当時の日銀はこの原油価格の急騰に対してどのような対応をしていたのか。
2008年7月の内外情勢調査会における講演において、日銀の白川総裁(当時)は、エネルギー・原材料価格の上昇という供給ショックに対して金融政策運営面でどう対応すべきかの考え方を示していた。
白川総裁は1970年代の石油ショックの経験なども踏まえて、先進国中央銀行間で共有されているオーソドックスな考え方として2つのポイントを指摘している。
「第1に、供給要因に基づく輸入コストの一時的な上昇に対しては、金利引き上げで抑え込むことは適切ではない、第2に、インフレ予想の上昇などを通じて二次的効果が発生する惧れがある場合には、金利引き上げで対応すべきである」
今回の商品市況の上昇は、中国やインドなど新興諸国を中心とした世界的な需要増加によるものであり一時的なものではない。このためインフレ予想などを通じての二次的効果(second-round effect)が発生するかどうかが注目点となるとしている。
白川総裁は輸入コスト上昇の下での金融政策運営という点で3つの判断ポイントを指摘した。
第1、原材料価格の高騰に伴う所得流出による内需の減少と、新興国・資源国を中心とする世界経済の強さを背景とした輸出の増加という異なる方向の力が、日本の景気に及ぼす影響をどうみるか、
第2、そうした景気情勢が物価に与える影響をどう評価するか、
第3、国際商品市況の上昇やその下での現実の物価上昇が、消費者のインフレ予想や企業の価格設定行動をどう変化させるか
この3つの判断ポイントを指摘した上で白川総裁は次のように述べている。
「現在のような経済情勢の下での金融政策運営について、よく「景気・物価の両睨み」という表現が使われます。

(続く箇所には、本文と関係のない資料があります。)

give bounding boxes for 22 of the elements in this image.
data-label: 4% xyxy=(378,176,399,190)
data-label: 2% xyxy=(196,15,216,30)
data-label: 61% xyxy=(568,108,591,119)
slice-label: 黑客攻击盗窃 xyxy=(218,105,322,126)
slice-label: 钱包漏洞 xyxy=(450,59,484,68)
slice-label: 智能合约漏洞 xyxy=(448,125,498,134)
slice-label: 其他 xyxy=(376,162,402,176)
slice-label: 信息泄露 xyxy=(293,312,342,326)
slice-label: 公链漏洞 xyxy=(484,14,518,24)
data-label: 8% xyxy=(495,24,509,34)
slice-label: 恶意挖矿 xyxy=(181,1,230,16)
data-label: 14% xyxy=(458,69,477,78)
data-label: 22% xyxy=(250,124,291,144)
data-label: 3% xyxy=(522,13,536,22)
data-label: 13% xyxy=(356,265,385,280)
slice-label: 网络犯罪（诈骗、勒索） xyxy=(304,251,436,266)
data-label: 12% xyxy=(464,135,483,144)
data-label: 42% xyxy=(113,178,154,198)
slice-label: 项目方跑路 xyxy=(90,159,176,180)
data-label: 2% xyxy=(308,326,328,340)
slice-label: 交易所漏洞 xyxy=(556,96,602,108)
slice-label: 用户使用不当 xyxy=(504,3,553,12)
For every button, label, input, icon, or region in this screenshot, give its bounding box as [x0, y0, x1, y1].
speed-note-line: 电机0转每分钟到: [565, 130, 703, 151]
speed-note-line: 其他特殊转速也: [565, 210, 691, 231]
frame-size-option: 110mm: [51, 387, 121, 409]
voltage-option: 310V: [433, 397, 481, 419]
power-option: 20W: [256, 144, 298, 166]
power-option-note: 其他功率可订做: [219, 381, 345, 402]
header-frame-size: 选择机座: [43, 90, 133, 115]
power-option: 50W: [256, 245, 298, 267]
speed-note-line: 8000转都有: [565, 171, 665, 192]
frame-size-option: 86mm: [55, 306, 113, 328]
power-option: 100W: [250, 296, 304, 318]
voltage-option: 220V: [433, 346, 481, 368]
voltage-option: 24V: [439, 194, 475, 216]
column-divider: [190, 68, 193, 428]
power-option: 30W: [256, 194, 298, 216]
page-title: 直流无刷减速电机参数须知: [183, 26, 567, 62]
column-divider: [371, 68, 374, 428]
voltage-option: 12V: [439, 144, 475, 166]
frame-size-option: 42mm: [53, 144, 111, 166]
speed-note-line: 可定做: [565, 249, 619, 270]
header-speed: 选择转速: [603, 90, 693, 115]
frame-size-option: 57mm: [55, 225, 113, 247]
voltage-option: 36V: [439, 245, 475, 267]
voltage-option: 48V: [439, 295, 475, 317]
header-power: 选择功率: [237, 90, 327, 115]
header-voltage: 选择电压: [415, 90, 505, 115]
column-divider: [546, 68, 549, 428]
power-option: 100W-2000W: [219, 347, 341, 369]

しかし、単に両者のバランスをとるという折衷的アプローチではありません。景気と物価が異なる動きを示す際、金融政策運営上の判断基準が必要ですが、日本銀行を含め多くの中央銀行は、上述の第3のポイント、すなわち、予想インフレ率の安定が確保されているかどうかを重視しています。」
つまり物価の上昇リスクと景気減速のリスクが高まる中にあり、それぞれのリスクを注視する必要があるが、金融政策の運営にあたっては「予想インフレ率の安定が確保」されているかどうかがポイントとしている。
「現状、賃金の伸び率は前年比1%前後と落ち着いており、他のデータと併せて考えると、二次的効果が発生している訳ではないと思います。」と白川総裁は指摘している反面、「日本の経済主体のインフレ予想が変化する可能性も否定できません」としており、そのリスクもないとはいえない。
しかし、そのリスクが顕在化するまでは「利上げ」という選択肢は選びにくい半面、そのリスクを完全に否定できない限りは景気を重視しての「利下げ」という選択肢も取りにくい。以上のことから、当面の日銀の金融政策運営は「様子見姿勢」ということになったとみられる。
この際にはサブプライムローン問題という新たなリスクも発生していた。今回はロシアによるウクライナ侵攻がエネルギー価格をさらに上昇させる要因となるなど、2008年7月と状況は大きく異なる。しかし、日銀によるエネルギー・原材料価格の上昇という供給ショックへの対応は、とりあえずは当時と似たようなものとなるのではなかろうか。